Oysa, 2918 sayılı Karayolları Trafik Kanunu’nun 3 ncü maddesindeki işleten tanımına göre, motorlu aracı uzun süreli kiralama sözleşmesi ile kiralayandan alan kiracı, işleten sayılmaktadır. Bu hüküm, araç üzerindeki fiili hakimiyet ve iktisaden yararlanma ilkesi dikkate alınarak getirilmiş bir düzenlemedir.
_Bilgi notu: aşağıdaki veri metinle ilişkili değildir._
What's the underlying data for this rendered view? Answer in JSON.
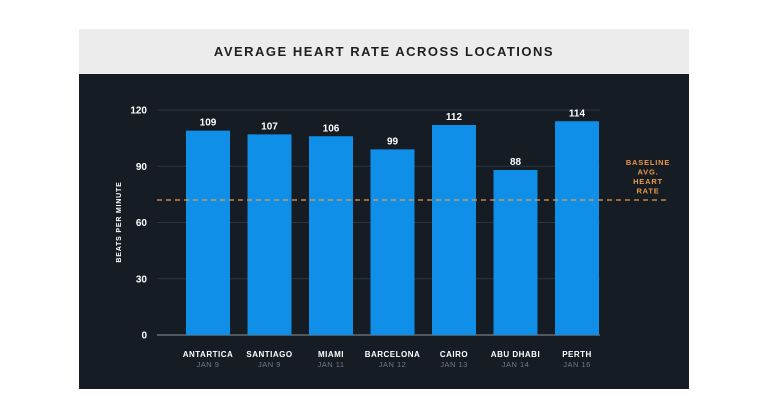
{
  "chart_data": {
    "type": "bar",
    "title": "AVERAGE HEART RATE ACROSS LOCATIONS",
    "ylabel": "BEATS PER MINUTE",
    "xlabel": "",
    "ylim": [
      0,
      120
    ],
    "yticks": [
      "0",
      "30",
      "60",
      "90",
      "120"
    ],
    "grid": true,
    "categories": [
      "ANTARTICA",
      "SANTIAGO",
      "MIAMI",
      "BARCELONA",
      "CAIRO",
      "ABU DHABI",
      "PERTH"
    ],
    "dates": [
      "JAN 9",
      "JAN 9",
      "JAN 11",
      "JAN 12",
      "JAN 13",
      "JAN 14",
      "JAN 16"
    ],
    "values": [
      109,
      107,
      106,
      99,
      112,
      88,
      114
    ],
    "baseline": {
      "value": 72,
      "label_lines": [
        "BASELINE",
        "AVG.",
        "HEART",
        "RATE"
      ]
    },
    "colors": {
      "bar": "#0f8fe8",
      "baseline": "#e89a4a",
      "background": "#151c24",
      "grid": "#2c3540"
    }
  }
}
O halde mahkemece, bu davalı vekilinin husumet itirazının, bu açıklamalar ışığında değerlendirilmesi, sonucuna göre karar verilmesi gerekirken, bu davalının salt malik sıfatı yeterli görülerek, eksik incelemeye ve yanlış gerekçeye dayalı yazılı şekilde hüküm tesisi doğru olmamıştır.”
SONUÇ
İlgili Kanun maddeleri, emsal içtihat ve hukuki bilgiler çerçevesinde, uzun süreli araç kiralama sözleşmesi yapılarak (emsal içtihat doğrultusunda minimum 6 ay), araç maliki olmayan sürücüye işleten sıfatı kazandırılarak, gerçek araç malikinin olası kazalarda mesul olabileceği zararlardan kurtarılması mümkün görünebilmektedir. Bahse konu kiralama sözleşmesinin resmi olarak yapılması ispat açısından yararlıdır. Bunun dışında tanık delilinin de bu tür uyuşmazlıklarda gündeme gelmesi söz konusu olmaktadır ki mutlak ispat açısından resmi şekilde yapılacak araç kiralama sözleşmeleri önem arz etmektedir.
Belirtmek gerekir ki uzman avukatların bilgisi ve rehberliği dahilinde gerekli adımların atılması ve hukuki tespitlerin tertibi, uyuşmazlıkların minimum hasar ile çözülmesi noktasında önem taşımaktadır.